Jeremie Albino grew up near Toronto where he spent his time farming. He described the long stretches of time he spent alone where he would make up songs to pass the time. Jeremie spent the slow season playing at open mic nights and slowly building a following until he was approached by a few labels interested in signing him. Focusing more on his music, Jeremie spent a summer making an album, creating “Hard Time.” Jeremie emphasized how his music career was more of an accident, describing his passion for farming, saying the career change was a surprise but a welcome one.
The album is an interesting mix of band and chorus songs, with “Storm” taking on a classic rock sound. While other songs like “Cabin” and “Shipwreck” take on a more soulful folk genre. The inspirations for songs also varied.
“Midnight Wedding” is one of the more soulful songs on the album that follows a vignette style. Jeremie said that this song, like others on the album, wasn’t inspired by real life, but grew from the idea of an innocent love, and marrying your high school sweetheart. He imagined a story where perhaps the parents didn’t approve, and so the lovers sought to marry at midnight. “Amelia” is another cute vignette on the album about falling in love with Amelia Earhart. The song isn’t in the present tense but rather from the perspective of someone who longed to know Amelia in her time, giving the song a slow nostalgic charm.

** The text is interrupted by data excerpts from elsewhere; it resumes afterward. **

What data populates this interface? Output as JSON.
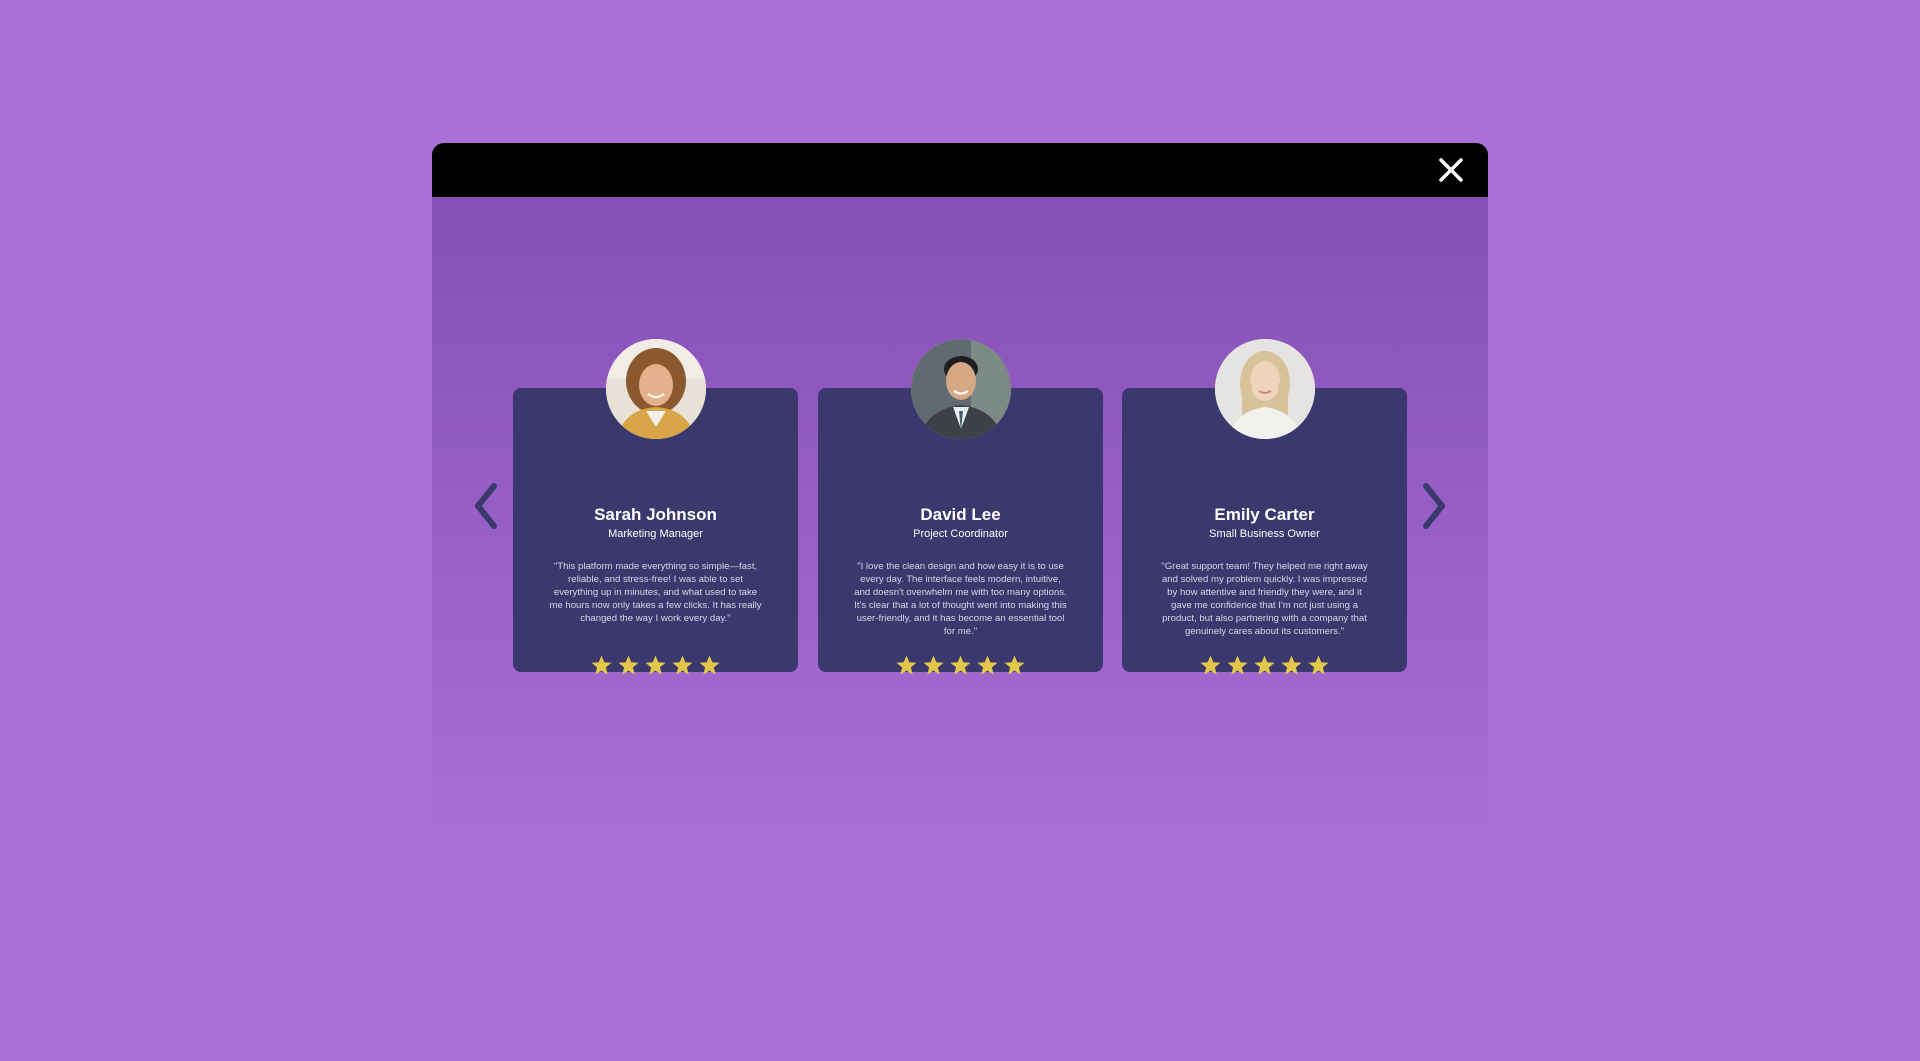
{
  "colors": {
    "page_background": "#ac6fd8",
    "modal_header": "#000000",
    "card_background": "#3a386d",
    "star": "#e2c84a",
    "arrow": "#3a386d"
  },
  "modal": {
    "close_icon": "close-icon"
  },
  "carousel": {
    "prev_icon": "chevron-left-icon",
    "next_icon": "chevron-right-icon",
    "testimonials": [
      {
        "name": "Sarah Johnson",
        "role": "Marketing Manager",
        "quote": "\"This platform made everything so simple—fast, reliable, and stress-free! I was able to set everything up in minutes, and what used to take me hours now only takes a few clicks. It has really changed the way I work every day.\"",
        "rating": 5
      },
      {
        "name": "David Lee",
        "role": "Project Coordinator",
        "quote": "\"I love the clean design and how easy it is to use every day. The interface feels modern, intuitive, and doesn't overwhelm me with too many options. It's clear that a lot of thought went into making this user-friendly, and it has become an essential tool for me.\"",
        "rating": 5
      },
      {
        "name": "Emily Carter",
        "role": "Small Business Owner",
        "quote": "\"Great support team! They helped me right away and solved my problem quickly. I was impressed by how attentive and friendly they were, and it gave me confidence that I'm not just using a product, but also partnering with a company that genuinely cares about its customers.\"",
        "rating": 5
      }
    ]
  }
}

“Storm” on the other hand is a more upbeat band song, written in reference to a big thunderstorm that had woken him up, early in the morning. Jeremie said that the melody came to him while looking at this large storm rolling in, so he wrote it down and went back to bed. Later he woke up, remembered the tune and adapted it to what we hear today. While the inspiration isn’t necessarily deep, the end product is a rather metaphorical song about perseverance, in a bouncy classic rock tune.
Jeremie will be opening on Nov. 17 for Cat Clyde, a more established country/folk singer. The two singers have been friends for a bit, with Jeremie describing them as kindred spirits. The two singers’ sounds blend well together, and I expect the concert to be a good one. While researching this article I found myself enjoying both artists immensely, so give them a listen. You might find yourself pleasantly surprised like I was. And if you really like them, tickets for Nov. 17 are still on sale.